The invention relates to particulate transport; more particularly it relates to particulate transport in oilfield stimulation treatments; even more particularly it relates to proppant and gravel transport slurried in viscous carrier fluids having insufficient viscosity to prevent particulate settling; even more particularly it relates to the inclusion in such fluids of fibers that aid in transport and inhibit settling; most particularly it relates to such fibers that degrade after the treatment into degradation products that do not precipitate in the presence of ions in the water such as calcium and magnesium, and to the selection of crosslinked polymer carrier fluids that are not damaged by contaminants present in the fibers or degradation products released by premature degradation of the fibers.
Hydrocarbons (oil, condensate, and gas) are typically produced from wells that are drilled into the formations containing them.
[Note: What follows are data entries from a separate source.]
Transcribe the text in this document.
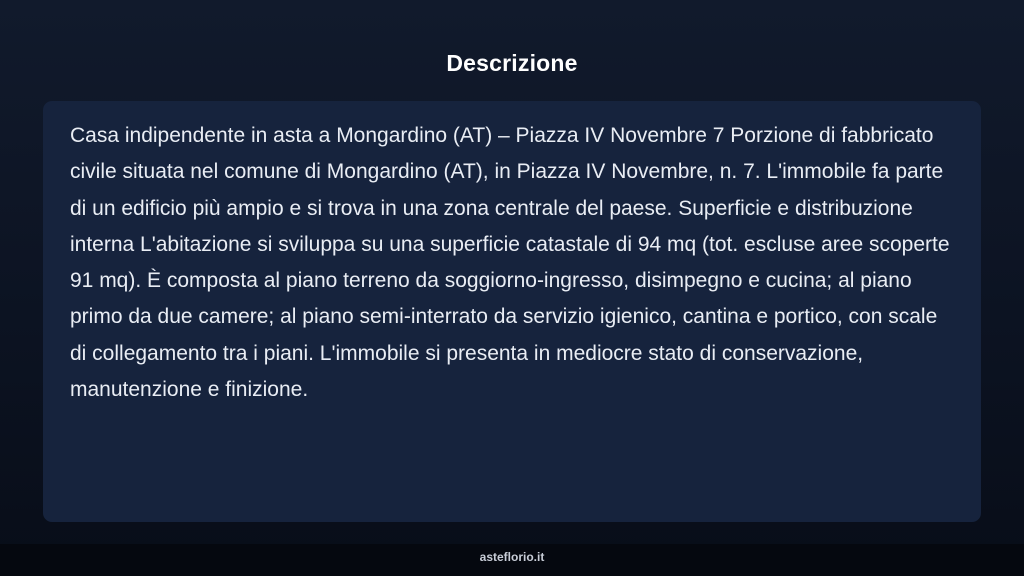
Descrizione

Casa indipendente in asta a Mongardino (AT) – Piazza IV Novembre 7 Porzione di fabbricato civile situata nel comune di Mongardino (AT), in Piazza IV Novembre, n. 7. L'immobile fa parte di un edificio più ampio e si trova in una zona centrale del paese. Superficie e distribuzione interna L'abitazione si sviluppa su una superficie catastale di 94 mq (tot. escluse aree scoperte 91 mq). È composta al piano terreno da soggiorno-ingresso, disimpegno e cucina; al piano primo da due camere; al piano semi-interrato da servizio igienico, cantina e portico, con scale di collegamento tra i piani. L'immobile si presenta in mediocre stato di conservazione, manutenzione e finizione.

asteflorio.it
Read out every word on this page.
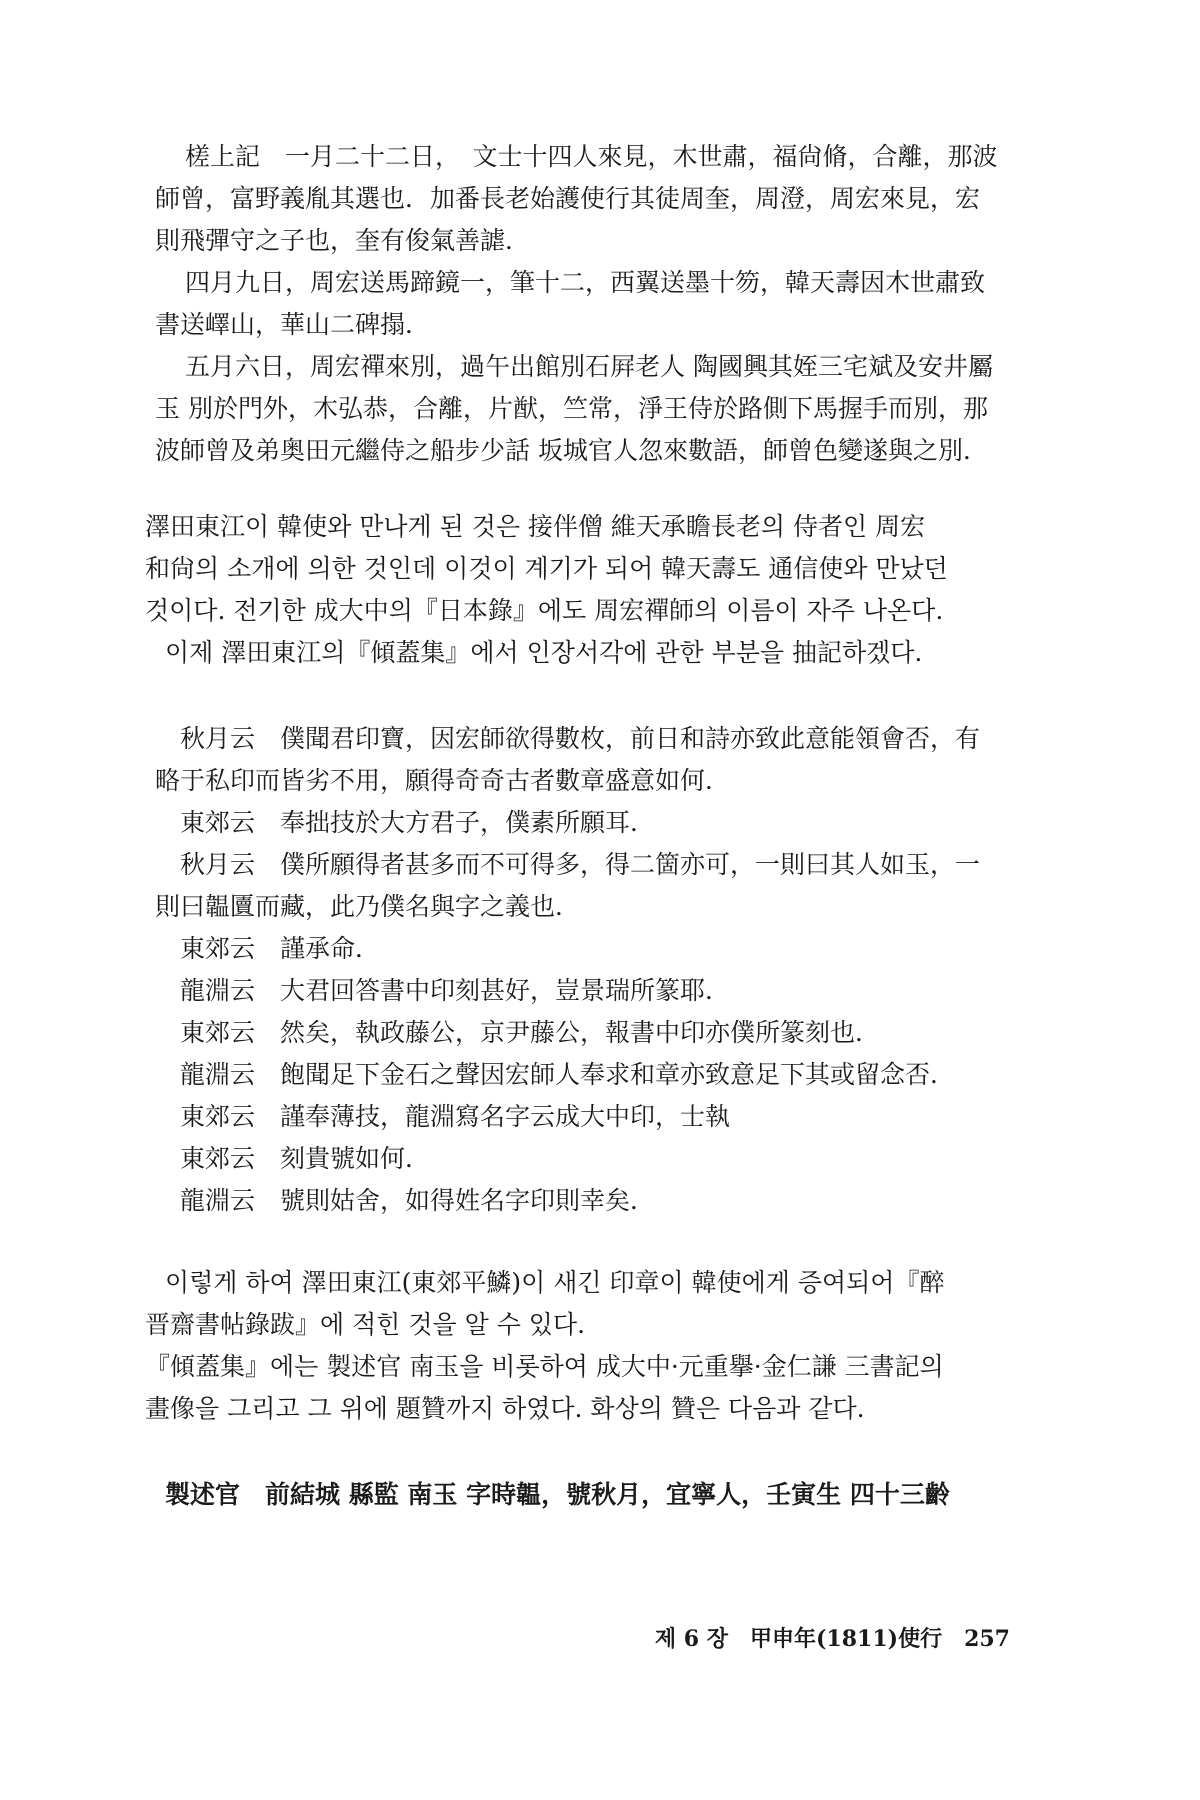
槎上記　一月二十二日，　文士十四人來見，木世肅，福尙脩，合離，那波
師曾，富野義胤其選也．加番長老始護使行其徒周奎，周澄，周宏來見，宏
則飛彈守之子也，奎有俊氣善謔．
四月九日，周宏送馬蹄鏡一，筆十二，西翼送墨十笏，韓天壽因木世肅致
書送嶧山，華山二碑搨．
五月六日，周宏禪來別，過午出館別石屛老人 陶國興其姪三宅斌及安井屬
玉 別於門外，木弘恭，合離，片猷，竺常，淨王侍於路側下馬握手而別，那
波師曾及弟奥田元繼侍之船步少話 坂城官人忽來數語，師曾色變遂與之別．
澤田東江이 韓使와 만나게 된 것은 接伴僧 維天承瞻長老의 侍者인 周宏
和尙의 소개에 의한 것인데 이것이 계기가 되어 韓天壽도 通信使와 만났던
것이다. 전기한 成大中의『日本錄』에도 周宏禪師의 이름이 자주 나온다.
이제 澤田東江의『傾蓋集』에서 인장서각에 관한 부분을 抽記하겠다.
秋月云　僕聞君印寶，因宏師欲得數枚，前日和詩亦致此意能領會否，有
略于私印而皆劣不用，願得奇奇古者數章盛意如何．
東郊云　奉拙技於大方君子，僕素所願耳．
秋月云　僕所願得者甚多而不可得多，得二箇亦可，一則曰其人如玉，一
則曰韞匵而藏，此乃僕名與字之義也．
東郊云　謹承命．
龍淵云　大君回答書中印刻甚好，豈景瑞所篆耶．
東郊云　然矣，執政藤公，京尹藤公，報書中印亦僕所篆刻也．
龍淵云　飽聞足下金石之聲因宏師人奉求和章亦致意足下其或留念否．
東郊云　謹奉薄技，龍淵寫名字云成大中印，士執
東郊云　刻貴號如何．
龍淵云　號則姑舍，如得姓名字印則幸矣．
이렇게 하여 澤田東江(東郊平鱗)이 새긴 印章이 韓使에게 증여되어『醉
晋齋書帖錄跋』에 적힌 것을 알 수 있다.
『傾蓋集』에는 製述官 南玉을 비롯하여 成大中·元重擧·金仁謙 三書記의
畫像을 그리고 그 위에 題贊까지 하였다. 화상의 贊은 다음과 같다.
製述官　前結城 縣監 南玉 字時韞，號秋月，宜寧人，壬寅生 四十三齡
제 6 장　甲申年(1811)使行　257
Often, for a variety of reasons, such as inherently low permeability of the resource-containing formation or damage to the formation caused by drilling and completion of the well, the flow of hydrocarbons into the well and thus to the surface is undesirably low. When that is the case, the well is often “stimulated”. One of the most common forms of stimulation is hydraulic fracturing, in which a fluid is injected into the well and then into the formation at a pressure above the “fracture” pressure of the formation. A fracture is formed and grows into the formation, greatly increasing the surface area through which fluids may flow into the well. When the injection pressure is released, the fracture closes; consequently, a particulate material, called a “proppant” is included in the fracturing fluid so that when the pressure is released, the fracture cannot close completely, but rather closes on the proppant and the fracture faces are thus held apart by a bed of proppant through which the fluids may then flow to the well. The fracturing fluid normally must have a minimal viscosity that serves two purposes. First, the more viscous the fluid the more readily the fracture will be widened by injection of more fluid, and, second, a more viscous fluid will more readily transport proppant, hence the term “carrier” fluid. However, when the fluid is viscosified with a polymer, as is often the case, especially with a crosslinked polymer, at least some of the polymer or crosslinked polymer is left in the fracture after the treatment. This viscosifier left in the fracture inhibits the flow of desirable fluids out of the formation, through the fracture, into the wellbore, and to the surface for recovery. To some extent the need for viscosity can be offset by injecting fluid at faster rates, but for a variety of reasons, such as the limitations of the equipment and the costs, this is not always a desirable procedure. The viscosity may also be provided by non-polymeric methods, such as the use of foams, emulsions, and viscoelastic surfactant fluid systems, but sometimes these may not be the solution of choice. Operators may also choose to use the least damaging polymers available, but these may be expensive.
One solution some operators have chosen to minimize cost and polymer damage is to use as little polymer as possible. One such method is slickwater (also called waterfrac) treatments (with minimal proppant and a fluid viscosity, for example, of only about 3 cP, as opposed to conventional jobs with crosslinked polymer carrier fluids that typically have viscosities of at least 100 cP, and usually much more. To make up for the low viscosity, such jobs are usually pumped at high rates to help create the fracture and to transport the proppant, but fracture height growth may be excessive, very little proppant is placed, and the proppant may settle into the bottom of the fracture. This settling can occur as the fluid breaks or simply as a result of inadequate initial designed viscosity. Sometimes operators try to compromise with a combination of hybrid of a slickwater and a conventional job, which may result in the disadvantages of each.
Typically, when operators choose to use a more conventional fracturing method with polymer-based carrier fluids, they try to use the lowest possible polymer concentration, to minimize the damage caused by the polymer. It has recently been found that fibers included in the slurry of proppant in carrier fluid may serve to aid in the transport of proppant at lower viscosities and/or lower slurry flow rates (see SPE 68854 and SPE 91434) provided that fibers of the appropriate length, diameter, and stiffness are chosen and used in the right concentration. Such fibers also have the advantages that they improve the properties of the proppant pack, such as its fluid conductivity, its ability to aid in sand control, and resistance to flowing back of proppant particles into the wellbore. However, although the treatments have been very successful, there is still room for improvement; the materials previously typically used for the fibers either (glass or novoloid) did not degrade under formation conditions or did not have optimized stiffness for proppant transport or (polyethylene terephthalate) degraded into products that could reduce the final effectiveness of the fracture.